In 1991, Angola was in a state of profound economic crisis and ongoing civil war, with its currency, the
kwanza (AOK), rendered nearly worthless by hyperinflation and a collapsed formal economy. The Marxist-Leninist MPLA government, which had maintained a strict command economy since independence in 1975, was forced to implement a series of reforms under pressure from the International Monetary Fund (IMF). This year marked the beginning of a tumultuous transition from a centrally planned system to a market-oriented one, a shift formalized at the party's Third Congress. However, the parallel war against UNITA rebels devastated infrastructure and agricultural production, leading to severe shortages and a heavy reliance on imports.

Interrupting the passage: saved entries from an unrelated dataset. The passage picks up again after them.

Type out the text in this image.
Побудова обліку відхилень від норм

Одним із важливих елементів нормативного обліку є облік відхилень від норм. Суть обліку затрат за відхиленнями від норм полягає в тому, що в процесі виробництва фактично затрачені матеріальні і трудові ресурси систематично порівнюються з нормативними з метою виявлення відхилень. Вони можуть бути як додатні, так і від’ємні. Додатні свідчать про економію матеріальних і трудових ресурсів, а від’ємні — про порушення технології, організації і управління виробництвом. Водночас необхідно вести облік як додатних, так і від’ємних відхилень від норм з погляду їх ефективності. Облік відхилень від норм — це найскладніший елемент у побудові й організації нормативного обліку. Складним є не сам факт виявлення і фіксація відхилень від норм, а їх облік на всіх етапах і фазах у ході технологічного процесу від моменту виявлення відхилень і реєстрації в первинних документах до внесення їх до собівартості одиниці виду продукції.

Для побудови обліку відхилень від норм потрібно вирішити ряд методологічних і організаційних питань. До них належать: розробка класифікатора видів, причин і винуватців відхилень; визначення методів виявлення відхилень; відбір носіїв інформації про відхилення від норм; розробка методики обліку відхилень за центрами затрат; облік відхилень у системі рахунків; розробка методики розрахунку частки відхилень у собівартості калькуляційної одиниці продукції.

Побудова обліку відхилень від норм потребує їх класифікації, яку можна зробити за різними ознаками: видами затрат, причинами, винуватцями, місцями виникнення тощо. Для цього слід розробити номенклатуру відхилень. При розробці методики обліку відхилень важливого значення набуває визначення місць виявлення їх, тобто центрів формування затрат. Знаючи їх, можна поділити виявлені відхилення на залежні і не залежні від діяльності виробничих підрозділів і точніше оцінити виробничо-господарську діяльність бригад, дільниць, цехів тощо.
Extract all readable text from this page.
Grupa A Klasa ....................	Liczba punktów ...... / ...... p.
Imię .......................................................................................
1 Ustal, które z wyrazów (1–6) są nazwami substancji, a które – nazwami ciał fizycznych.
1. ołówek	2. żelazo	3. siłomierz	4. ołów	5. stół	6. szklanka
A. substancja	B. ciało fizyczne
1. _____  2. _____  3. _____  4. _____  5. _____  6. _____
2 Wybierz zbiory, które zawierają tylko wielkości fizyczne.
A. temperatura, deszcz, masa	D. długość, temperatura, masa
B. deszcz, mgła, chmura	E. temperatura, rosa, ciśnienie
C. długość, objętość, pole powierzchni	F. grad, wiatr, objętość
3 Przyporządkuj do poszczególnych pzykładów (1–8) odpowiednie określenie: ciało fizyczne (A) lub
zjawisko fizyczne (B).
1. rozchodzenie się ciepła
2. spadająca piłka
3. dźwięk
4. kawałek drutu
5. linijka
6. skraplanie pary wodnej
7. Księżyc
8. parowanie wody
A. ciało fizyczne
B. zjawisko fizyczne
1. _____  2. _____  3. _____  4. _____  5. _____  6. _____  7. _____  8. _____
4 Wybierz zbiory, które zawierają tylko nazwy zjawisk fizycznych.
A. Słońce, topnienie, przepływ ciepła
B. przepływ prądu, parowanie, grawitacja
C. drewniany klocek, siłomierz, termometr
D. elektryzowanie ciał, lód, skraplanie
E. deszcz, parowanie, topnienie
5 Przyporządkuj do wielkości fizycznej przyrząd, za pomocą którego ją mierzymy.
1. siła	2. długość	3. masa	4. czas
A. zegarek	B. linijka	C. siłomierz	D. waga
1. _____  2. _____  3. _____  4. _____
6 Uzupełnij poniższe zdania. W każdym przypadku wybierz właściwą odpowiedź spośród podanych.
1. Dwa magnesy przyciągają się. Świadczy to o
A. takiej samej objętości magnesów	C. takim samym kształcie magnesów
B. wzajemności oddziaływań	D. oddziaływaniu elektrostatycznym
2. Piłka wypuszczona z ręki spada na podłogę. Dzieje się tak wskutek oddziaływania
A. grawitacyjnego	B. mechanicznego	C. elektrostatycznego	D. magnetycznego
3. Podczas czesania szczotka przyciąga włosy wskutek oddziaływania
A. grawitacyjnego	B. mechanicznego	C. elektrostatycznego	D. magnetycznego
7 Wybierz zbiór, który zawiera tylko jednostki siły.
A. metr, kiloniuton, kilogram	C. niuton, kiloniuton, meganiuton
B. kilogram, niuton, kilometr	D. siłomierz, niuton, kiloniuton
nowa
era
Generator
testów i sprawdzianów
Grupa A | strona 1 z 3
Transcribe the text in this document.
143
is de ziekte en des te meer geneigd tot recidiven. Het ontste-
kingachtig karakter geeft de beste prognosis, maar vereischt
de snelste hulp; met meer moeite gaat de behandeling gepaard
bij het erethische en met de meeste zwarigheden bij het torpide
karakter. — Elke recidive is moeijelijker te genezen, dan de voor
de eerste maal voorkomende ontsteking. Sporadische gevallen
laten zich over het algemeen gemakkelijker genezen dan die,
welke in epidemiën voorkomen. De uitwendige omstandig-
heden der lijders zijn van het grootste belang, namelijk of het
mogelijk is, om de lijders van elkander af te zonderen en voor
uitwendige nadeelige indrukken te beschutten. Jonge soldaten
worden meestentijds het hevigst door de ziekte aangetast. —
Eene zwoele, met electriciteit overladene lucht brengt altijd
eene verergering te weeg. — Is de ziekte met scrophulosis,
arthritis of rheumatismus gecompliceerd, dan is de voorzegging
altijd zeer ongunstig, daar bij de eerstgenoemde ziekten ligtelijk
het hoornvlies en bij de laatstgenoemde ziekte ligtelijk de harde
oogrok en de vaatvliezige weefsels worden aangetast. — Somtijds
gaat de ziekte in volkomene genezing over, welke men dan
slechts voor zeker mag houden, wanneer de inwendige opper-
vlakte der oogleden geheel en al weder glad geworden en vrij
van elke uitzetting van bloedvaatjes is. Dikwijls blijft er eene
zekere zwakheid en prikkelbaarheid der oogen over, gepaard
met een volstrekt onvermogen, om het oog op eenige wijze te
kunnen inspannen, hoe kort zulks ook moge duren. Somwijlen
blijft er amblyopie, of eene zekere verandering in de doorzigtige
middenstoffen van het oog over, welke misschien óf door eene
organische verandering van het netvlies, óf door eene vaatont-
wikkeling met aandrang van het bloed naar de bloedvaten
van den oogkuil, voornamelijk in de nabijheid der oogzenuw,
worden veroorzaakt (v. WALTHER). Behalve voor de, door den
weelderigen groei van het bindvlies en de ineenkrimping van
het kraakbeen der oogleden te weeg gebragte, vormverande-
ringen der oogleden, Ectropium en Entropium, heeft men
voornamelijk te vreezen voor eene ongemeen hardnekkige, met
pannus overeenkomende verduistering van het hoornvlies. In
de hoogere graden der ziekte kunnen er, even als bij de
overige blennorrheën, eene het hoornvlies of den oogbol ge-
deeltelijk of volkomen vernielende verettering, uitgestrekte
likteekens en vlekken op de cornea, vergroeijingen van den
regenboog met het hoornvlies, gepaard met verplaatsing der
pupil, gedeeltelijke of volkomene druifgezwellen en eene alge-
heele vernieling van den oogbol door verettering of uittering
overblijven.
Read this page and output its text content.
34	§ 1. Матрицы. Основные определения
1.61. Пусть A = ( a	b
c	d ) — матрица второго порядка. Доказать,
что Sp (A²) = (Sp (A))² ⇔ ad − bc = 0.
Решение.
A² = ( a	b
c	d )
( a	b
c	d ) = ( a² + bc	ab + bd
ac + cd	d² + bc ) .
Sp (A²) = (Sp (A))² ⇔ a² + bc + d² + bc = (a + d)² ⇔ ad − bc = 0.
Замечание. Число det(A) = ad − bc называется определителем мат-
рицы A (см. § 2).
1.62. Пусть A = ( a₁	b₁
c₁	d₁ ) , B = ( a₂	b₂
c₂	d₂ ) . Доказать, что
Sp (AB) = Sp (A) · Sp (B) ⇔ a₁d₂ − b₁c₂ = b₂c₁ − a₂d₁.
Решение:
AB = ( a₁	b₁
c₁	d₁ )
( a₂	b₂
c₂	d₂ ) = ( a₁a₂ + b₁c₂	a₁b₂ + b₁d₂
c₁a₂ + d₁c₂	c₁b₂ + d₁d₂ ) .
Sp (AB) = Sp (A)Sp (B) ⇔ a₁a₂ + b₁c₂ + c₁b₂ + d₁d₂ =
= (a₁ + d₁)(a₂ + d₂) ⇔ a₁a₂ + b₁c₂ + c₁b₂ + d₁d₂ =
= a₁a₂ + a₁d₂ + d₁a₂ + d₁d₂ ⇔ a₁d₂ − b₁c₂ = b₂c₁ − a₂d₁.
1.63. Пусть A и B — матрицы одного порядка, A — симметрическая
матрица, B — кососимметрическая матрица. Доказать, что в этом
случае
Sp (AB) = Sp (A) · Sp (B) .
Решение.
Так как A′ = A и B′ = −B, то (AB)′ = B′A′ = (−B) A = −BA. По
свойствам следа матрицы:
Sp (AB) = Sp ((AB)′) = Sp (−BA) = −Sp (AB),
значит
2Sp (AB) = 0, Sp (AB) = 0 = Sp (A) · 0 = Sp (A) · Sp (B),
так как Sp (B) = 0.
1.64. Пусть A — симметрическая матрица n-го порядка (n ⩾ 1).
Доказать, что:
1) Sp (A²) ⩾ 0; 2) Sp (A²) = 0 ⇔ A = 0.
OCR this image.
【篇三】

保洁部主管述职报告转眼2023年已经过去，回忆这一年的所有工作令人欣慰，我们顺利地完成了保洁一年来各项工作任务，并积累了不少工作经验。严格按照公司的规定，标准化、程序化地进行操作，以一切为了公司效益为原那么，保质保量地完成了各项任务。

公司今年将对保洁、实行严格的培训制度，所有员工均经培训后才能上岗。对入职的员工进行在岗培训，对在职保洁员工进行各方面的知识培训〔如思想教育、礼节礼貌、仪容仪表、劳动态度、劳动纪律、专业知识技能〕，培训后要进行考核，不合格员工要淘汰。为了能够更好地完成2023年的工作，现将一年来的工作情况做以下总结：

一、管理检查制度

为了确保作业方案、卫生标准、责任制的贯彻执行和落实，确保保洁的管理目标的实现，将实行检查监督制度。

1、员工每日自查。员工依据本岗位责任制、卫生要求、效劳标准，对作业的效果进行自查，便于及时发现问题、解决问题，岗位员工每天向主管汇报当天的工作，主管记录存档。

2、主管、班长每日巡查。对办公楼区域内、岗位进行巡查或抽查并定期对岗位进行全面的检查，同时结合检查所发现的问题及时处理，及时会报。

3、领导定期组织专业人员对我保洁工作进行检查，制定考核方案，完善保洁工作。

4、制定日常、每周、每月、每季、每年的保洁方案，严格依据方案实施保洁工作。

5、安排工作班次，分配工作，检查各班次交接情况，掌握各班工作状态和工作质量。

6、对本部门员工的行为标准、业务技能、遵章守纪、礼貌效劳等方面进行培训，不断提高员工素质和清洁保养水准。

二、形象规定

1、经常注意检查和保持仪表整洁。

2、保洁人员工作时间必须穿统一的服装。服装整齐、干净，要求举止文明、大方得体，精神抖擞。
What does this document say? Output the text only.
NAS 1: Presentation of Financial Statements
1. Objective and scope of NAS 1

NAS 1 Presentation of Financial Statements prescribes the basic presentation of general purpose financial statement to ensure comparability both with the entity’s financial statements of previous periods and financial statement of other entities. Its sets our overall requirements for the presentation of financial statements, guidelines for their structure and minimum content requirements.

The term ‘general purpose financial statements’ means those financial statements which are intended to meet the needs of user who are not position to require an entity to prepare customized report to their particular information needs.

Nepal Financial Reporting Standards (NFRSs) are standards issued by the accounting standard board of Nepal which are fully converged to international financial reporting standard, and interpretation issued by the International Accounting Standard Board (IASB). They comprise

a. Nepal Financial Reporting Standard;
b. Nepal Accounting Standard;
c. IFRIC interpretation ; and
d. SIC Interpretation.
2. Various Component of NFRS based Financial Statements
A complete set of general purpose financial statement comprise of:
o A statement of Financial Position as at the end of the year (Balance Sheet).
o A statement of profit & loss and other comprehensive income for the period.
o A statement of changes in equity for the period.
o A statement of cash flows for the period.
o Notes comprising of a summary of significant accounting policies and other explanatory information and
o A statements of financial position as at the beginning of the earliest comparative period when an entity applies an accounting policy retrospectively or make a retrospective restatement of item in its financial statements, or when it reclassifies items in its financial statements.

The currency situation was characterized by a vast disparity between the
official exchange rate and the
black-market rate. The government fixed the kwanza at an artificially high value, but this rate was inaccessible to most citizens and businesses. In reality, the vast majority of foreign exchange transactions occurred on the lucrative black market, where the kwanza traded for a fraction of its official value. This dual system fueled corruption, as those with access to dollars at the official rate could make instant profits, while undermining any legitimate price structure and destroying public confidence in the national currency.
Consequently, the
"New Kwanza" (AON) was introduced on September 25, 1990, in an attempt to restore monetary control, but its effects were still unfolding in 1991. The reform aimed to freeze prices and wages while devaluing the currency, but it failed to address fundamental structural issues. By 1991, inflation was soaring again, estimated at over 250% annually, eroding savings and wages. The economic landscape was thus one of monetary chaos, where the US dollar and South African rand functioned as de facto currencies for major transactions, while most Angolans struggled with a rapidly depreciating kwanza in a war-ravaged economy.